I wanted to fly to Malbec via my house so I could take a few photographs now that the contractors have removed all their plant, but even with the slight detour, I’d still be at Malbec well before Wim driving by road. He waited for me at the bottom of the runway to make sure that I had no problems that might prevent me taking off and I then headed for my house. Here are a couple of the shots that I took. They’re rather poor, unfortunately, and I think I’m paying for changing my camera settings. I need to change them back to what they were.
Next, Plazac that I flew almost vertically overhead.
And then Wim’s field.
And then it was time to land at Malbec. Compared to Wim’s tiddly little 160 metre runway, Malbec at around 220 metres, although considerably shorter than Galinat’s 450 metres, is not that short. But I suppose that having just had a poor landing experience in the Savannah, I was letting it intimidate me. I allowed my airspeed to decay too much on the first approach and just before touch-down, I applied full power and climbed away on a go-around.

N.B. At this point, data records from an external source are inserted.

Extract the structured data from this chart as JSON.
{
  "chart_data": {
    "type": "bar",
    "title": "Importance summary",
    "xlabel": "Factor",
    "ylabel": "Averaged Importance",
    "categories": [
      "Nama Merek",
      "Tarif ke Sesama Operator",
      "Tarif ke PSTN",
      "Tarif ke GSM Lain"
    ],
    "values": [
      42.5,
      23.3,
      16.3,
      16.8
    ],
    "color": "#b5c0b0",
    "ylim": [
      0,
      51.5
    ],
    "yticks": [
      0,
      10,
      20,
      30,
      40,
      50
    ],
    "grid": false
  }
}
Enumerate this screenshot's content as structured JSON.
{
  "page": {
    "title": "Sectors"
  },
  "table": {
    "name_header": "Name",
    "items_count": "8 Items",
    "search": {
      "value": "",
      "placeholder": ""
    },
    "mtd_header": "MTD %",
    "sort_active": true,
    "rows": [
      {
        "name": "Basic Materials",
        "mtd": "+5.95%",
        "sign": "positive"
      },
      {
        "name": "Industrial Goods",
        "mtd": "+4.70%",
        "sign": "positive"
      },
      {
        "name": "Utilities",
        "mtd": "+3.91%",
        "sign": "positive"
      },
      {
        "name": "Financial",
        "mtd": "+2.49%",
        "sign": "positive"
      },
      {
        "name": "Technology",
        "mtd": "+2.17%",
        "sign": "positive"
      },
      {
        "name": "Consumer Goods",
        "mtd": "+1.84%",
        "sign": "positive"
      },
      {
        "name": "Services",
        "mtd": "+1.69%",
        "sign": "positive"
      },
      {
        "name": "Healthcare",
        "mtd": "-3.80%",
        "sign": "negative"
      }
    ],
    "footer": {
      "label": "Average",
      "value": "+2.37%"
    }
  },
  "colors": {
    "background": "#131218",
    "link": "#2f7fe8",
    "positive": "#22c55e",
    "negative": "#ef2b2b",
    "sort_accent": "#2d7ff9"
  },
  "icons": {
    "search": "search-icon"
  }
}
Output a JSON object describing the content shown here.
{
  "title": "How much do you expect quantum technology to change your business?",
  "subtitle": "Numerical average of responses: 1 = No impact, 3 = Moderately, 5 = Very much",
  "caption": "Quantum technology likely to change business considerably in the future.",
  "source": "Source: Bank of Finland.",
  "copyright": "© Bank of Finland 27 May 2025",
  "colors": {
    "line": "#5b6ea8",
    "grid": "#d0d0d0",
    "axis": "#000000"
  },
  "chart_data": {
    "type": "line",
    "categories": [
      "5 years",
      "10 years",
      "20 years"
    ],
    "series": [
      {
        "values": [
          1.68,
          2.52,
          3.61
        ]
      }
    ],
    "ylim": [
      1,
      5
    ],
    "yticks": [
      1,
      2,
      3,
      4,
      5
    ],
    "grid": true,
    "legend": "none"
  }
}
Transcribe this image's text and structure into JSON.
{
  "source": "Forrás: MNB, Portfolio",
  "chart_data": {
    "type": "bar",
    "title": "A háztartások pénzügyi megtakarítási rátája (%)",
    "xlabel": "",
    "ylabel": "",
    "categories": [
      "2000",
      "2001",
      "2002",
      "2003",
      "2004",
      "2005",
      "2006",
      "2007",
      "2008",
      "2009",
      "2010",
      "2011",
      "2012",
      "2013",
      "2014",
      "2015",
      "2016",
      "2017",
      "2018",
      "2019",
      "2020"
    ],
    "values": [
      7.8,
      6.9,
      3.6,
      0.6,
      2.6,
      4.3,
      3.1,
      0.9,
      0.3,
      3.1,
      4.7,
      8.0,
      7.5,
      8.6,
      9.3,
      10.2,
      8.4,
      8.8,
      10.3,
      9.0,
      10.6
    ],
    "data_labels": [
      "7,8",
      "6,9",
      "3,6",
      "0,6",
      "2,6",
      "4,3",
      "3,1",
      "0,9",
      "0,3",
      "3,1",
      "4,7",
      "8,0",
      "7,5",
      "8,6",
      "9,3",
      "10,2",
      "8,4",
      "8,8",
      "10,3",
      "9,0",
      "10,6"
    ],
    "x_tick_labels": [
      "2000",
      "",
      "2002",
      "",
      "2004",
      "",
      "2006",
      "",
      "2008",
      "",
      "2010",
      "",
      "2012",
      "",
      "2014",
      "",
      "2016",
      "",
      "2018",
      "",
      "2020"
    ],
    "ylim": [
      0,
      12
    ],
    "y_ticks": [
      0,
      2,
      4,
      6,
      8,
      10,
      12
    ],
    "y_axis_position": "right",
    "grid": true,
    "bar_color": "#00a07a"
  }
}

My second approach was better, but not that much, and although I ended up with a landing that I walked away from and could re-use the aircraft after, it was slow and hard and absolutely nothing to be proud of at all. I mentioned it to Wim after he’d arrived and as a bit of an expert on short-runway landings, having operated from his own short field for so many years, I asked his advice. He said that I was trying to land far too short and even with just 220 metres to play with, I should aim to land at least 50 metres further in than I was.
He said that he’d have a go before he returned to his own field and here are a couple of shots of him taking off and climbing out.
Now a couple of shots of his text-book approach and landing that he made look so easy.
Sure enough, he landed well beyond where I’d tried to touch down and still had plenty of runway left to slow down and turn round ready to take off again. So he’d proven his point very effectively and I now realise that I’m allowing my speed to decay and trying to touch down far too soon.
Now some final shots of Wim’s departure.
I had no time to have another go in 56NE today, which was a Bank Holiday in France. Not only did I have to pick up the kit that I needed to secure the X-Air from Galinat but I also had to try getting hold of a trailer load of paving slabs to prepare the approach to my house in readiness for the arrival in a few days time of my family visitors. I was unable to, unfortunately, so that’s the first job on the list for tomorrow. But at least I know that the X-Air is tucked up safely at Malbec and that I don’t have to worry about anything untoward happening to it before I can get it ready for sale.